А десятью днями раньше приехал на Сон-Куль знаменитый сказитель «Манаса» Сагымбай. Вздремнув немного днем, вечером, у костра, принимался он бурлить, словно горная река, затопляя слушателей неисчислимыми богатствами поэзии, а если входил в раж, перед глазами его по-настоящему скакали кони сорока чоро — отважных сподвижников Манаса, и все собравшиеся — и молодые жены, и девушки, и высокомерные искусницы-байбиче, и убеленные сединами старцы — все с восхищением ободряли его.
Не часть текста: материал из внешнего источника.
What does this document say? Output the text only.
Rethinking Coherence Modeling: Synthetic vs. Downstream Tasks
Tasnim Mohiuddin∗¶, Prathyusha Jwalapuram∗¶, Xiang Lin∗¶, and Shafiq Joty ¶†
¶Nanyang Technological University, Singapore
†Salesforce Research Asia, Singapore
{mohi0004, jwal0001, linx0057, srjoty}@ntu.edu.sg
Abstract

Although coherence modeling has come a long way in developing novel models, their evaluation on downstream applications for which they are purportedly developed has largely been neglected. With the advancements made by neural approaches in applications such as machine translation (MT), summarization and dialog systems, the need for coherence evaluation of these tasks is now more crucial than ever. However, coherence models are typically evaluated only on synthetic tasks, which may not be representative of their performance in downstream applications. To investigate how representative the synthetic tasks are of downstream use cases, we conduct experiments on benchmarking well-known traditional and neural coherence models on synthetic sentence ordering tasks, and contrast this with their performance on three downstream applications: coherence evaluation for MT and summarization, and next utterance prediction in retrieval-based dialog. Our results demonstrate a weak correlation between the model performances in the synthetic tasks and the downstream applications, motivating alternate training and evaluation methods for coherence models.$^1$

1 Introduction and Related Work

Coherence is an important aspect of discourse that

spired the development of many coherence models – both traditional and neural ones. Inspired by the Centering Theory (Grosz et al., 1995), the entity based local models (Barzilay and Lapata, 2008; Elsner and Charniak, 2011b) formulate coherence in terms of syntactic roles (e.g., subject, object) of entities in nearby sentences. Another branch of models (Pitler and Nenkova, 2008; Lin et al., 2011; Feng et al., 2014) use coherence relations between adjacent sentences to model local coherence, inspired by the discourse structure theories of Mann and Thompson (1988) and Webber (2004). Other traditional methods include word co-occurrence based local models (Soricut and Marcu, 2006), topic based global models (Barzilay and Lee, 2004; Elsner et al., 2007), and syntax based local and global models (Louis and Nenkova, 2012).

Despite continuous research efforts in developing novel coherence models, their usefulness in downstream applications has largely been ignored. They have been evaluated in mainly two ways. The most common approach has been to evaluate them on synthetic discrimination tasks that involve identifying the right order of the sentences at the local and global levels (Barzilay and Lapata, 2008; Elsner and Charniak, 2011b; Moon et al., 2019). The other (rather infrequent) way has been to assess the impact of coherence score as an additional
Сагымбай — это народное сокровище, если запоет о камне, мог расплавить его; сила его была безгранична, казалось, поэтическую неутомимость свою черпает он из моря... Приехав однажды к перекочевавшим на летние пастбища, пробыл с ними до осени и каждый день, каждую ночь пел им сказания «Манаса», изливаясь подобно дождю, и ни разу не повторился, — сколько слышавших его получили истинное удовольствие! Украшая южный берег Сон-Куля, стоит каменный очаг Манаса, о нем сложены предания, и посейчас они на устах старцев... Матери приводят к озеру детей и в миг, когда солнце озаряет землю первым своим лучом, умывают их лица водой Сон-Куля, приговаривая, чтобы были щеки румяными, а глаза черными. И правда, то ли от воды Святого озера, то ли от воздуха, не оскверняющего души, то ли от рвущегося из бурдюка кумыса, пьянящий запах которого слышен за версту, отчего-то живущие у этого озера — и девушки, и юноши, и даже сгорбленные старики и старухи — все здоровые, краснощекие. И для чего же тогда ковыляет это черное платье вдоль святых чистых вод озера, в эту черную, неспокойную ночь? Куда торопится? О чем думает озеро, видя его?
С гор спускается, налетает холодный ветер, будто иголками пронизывает ребра легко одетого человека. Пахнет цветами, пахнет летом, пахнет топленым маслом, кумысом, грибами. Утки и гуси с шумом и гамом плещутся обычно в воде, но сейчас их не слышно — ушли, видать, к середине озера. Возле юрт лают собаки, где-то слышен плач ребенка. Человек в черном платье пробирается-крадется, боится не только заговорить или запеть, но даже и чихнуть, боязливо переступает, затаив дыхание.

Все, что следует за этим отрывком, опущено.